If you’re a professional SEM, chances are you’ve inherited your fair share of pay-per-click accounts from clients seeking a helping hand. Taking on these clients who have tried their hand at PPC and failed can be a great opportunity for you to prove the value of your services. The downside, however, is that these accounts are undoubtedly in shambles. When you add the wild card of Google AdWords Quality Score to your equation, this becomes an even bigger hurtle to jump. But don’t fret, with a little patience and careful consideration of your strategy, inheriting an AdWords account can work out just fine.
This has been a topic of discussion here at PPC Hero for some time, and we had the opportunity to talk it out with our Google representatives. We pelted our Googlers with questions ranging from Quality Score effects to best-practice repair methodologies. Is it better to start from scratch or attempt fixing an account? What about an account level Quality Score? Based on that conversation and our findings, I would like to propose 5 things for you to consider the next time you inherit an AdWords account:
- Perform AdWords Triage: Before you can do anything to a client’s account, you must assess the damage! How is the account organized? One campaign, one ad group, 300 keywords? I hope not. What about the keywords? Are they relevant to the client’s product or service? You can even take this a step farther and consider match types, negative keyword selection, negative site lists and account settings. Depending on how savvy your new client was, this stage of the “inheritance” could provide the biggest clues to your next steps.
- New Campaign or New Account?: For those of us used to building PPC accounts from the ground up, this question almost answers itself. Building out a new account would allow for greater flexibility from the get-go, it would limit “clutter” to work around and could allow the account to start with a clean slate. This is where the issue of Quality Score comes into play. For good or bad, the account you’ve inherited has earned a history with Google. It is very likely that optimizing the campaigns within the inherited account will allow you to build on that history for a quicker return-on-time-investment (ROTI anyone?).

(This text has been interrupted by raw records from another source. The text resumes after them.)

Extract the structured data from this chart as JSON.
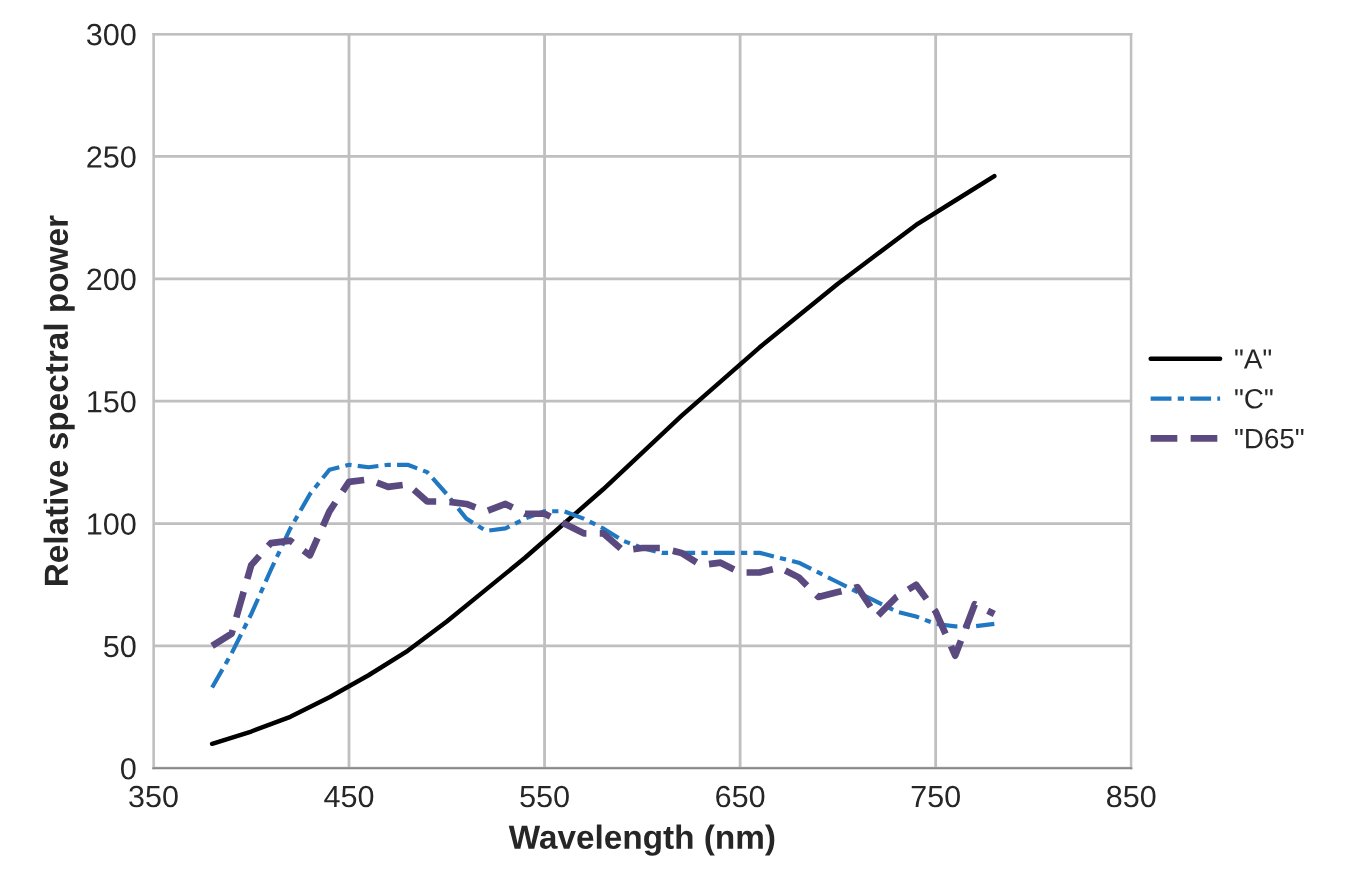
{
  "chart_data": {
    "type": "line",
    "xlabel": "Wavelength (nm)",
    "ylabel": "Relative spectral power",
    "xlim": [
      350,
      850
    ],
    "xticks": [
      350,
      450,
      550,
      650,
      750,
      850
    ],
    "ylim": [
      0,
      300
    ],
    "yticks": [
      0,
      50,
      100,
      150,
      200,
      250,
      300
    ],
    "grid": true,
    "legend": "right",
    "series": [
      {
        "name": "\"A\"",
        "color": "#000000",
        "line_style": "solid",
        "x": [
          380,
          400,
          420,
          440,
          460,
          480,
          500,
          520,
          540,
          560,
          580,
          600,
          620,
          640,
          660,
          680,
          700,
          720,
          740,
          760,
          780
        ],
        "values": [
          10,
          15,
          21,
          29,
          38,
          48,
          60,
          73,
          86,
          100,
          114,
          129,
          144,
          158,
          172,
          185,
          198,
          210,
          222,
          232,
          242
        ]
      },
      {
        "name": "\"C\"",
        "color": "#1f78c1",
        "line_style": "dashdot",
        "x": [
          380,
          390,
          400,
          410,
          420,
          430,
          440,
          450,
          460,
          470,
          480,
          490,
          500,
          510,
          520,
          530,
          540,
          550,
          560,
          570,
          580,
          590,
          600,
          610,
          620,
          630,
          640,
          650,
          660,
          670,
          680,
          690,
          700,
          710,
          720,
          730,
          740,
          750,
          760,
          770,
          780
        ],
        "values": [
          33,
          47,
          63,
          81,
          98,
          112,
          122,
          124,
          123,
          124,
          124,
          121,
          112,
          102,
          97,
          98,
          102,
          105,
          105,
          102,
          98,
          93,
          90,
          88,
          88,
          88,
          88,
          88,
          88,
          86,
          84,
          80,
          76,
          72,
          68,
          64,
          62,
          59,
          58,
          58,
          59
        ]
      },
      {
        "name": "\"D65\"",
        "color": "#5b4a80",
        "line_style": "dashed",
        "x": [
          380,
          390,
          400,
          410,
          420,
          430,
          440,
          450,
          460,
          470,
          480,
          490,
          500,
          510,
          520,
          530,
          540,
          550,
          560,
          570,
          580,
          590,
          600,
          610,
          620,
          630,
          640,
          650,
          660,
          670,
          680,
          690,
          700,
          710,
          720,
          730,
          740,
          750,
          760,
          770,
          780
        ],
        "values": [
          50,
          55,
          83,
          92,
          93,
          87,
          105,
          117,
          118,
          115,
          116,
          109,
          109,
          108,
          105,
          108,
          104,
          104,
          100,
          96,
          96,
          89,
          90,
          90,
          88,
          83,
          84,
          80,
          80,
          82,
          78,
          70,
          72,
          74,
          62,
          70,
          75,
          64,
          46,
          67,
          63
        ]
      }
    ]
  }
}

- It’s a Matter of Resources: After you’ve assessed the damage, the first thing you’ll want to determine is the capacity you have for fixing the inherited account. Size and time constraints are a big factor here. You honestly only have two choices: a) Optimize the old campaign(s) and use AdWords Editor to click, drag and drop the inherited keywords into new ad groups for optimization, OR b) go through and create a new account from the ground up. Just be aware that this involves all of the set up (both user defined credit cards, contact info and account defined settings, etc.) and potential research for keywords and landing page URLs. It’s a matter of your resources; your time commitment.
- Quality Score Concerns: As I mentioned above, when choosing between creating a new account or building over top of your new client’s mistakes you have to consider Quality Score. By choosing to create a new campaign within the inherited account, you give yourself the opportunity to build on earned history. Some advertisers speculate that there is an account level Quality Score in addition to the keyword, ad text and landing page scores that are known to exist. When asked about an account level Quality Score, our Google representatives replied with “not that we know of.” But, within the same conversation, the very same Googler’s directly stated that “history is important” and that optimizing existing campaigns would be advised over starting a new account from scratch.
- Testing, Testing, 1… 2… 3…: Regardless of which route you choose, be sure to allow for a testing phase. By this I mean, don’t delete the inherited account or campaigns right away. In my experience, it can be to your advantage (think of that ROTI again) to even leave the “old” campaign running while you initiate your new strategy. I’ve used this methodology in this direct example as well as content optimizations and other “in with the new, out with the old” situations. This approach could also come in handy if your new strategy is a total bomb or if things are slow to take off.
Every AdWords account comes with a unique set of problems and every advertiser has a distinctive (if not proprietary) method for dealing with those problems. The good news is that when dealing with an inherited account, the playing field is leveled and the solutions are direct. With a little bit of patience and careful consideration of the proper strategy, any advertiser should be able to turn a client’s shambled AdWords account into a shining beacon of perfection.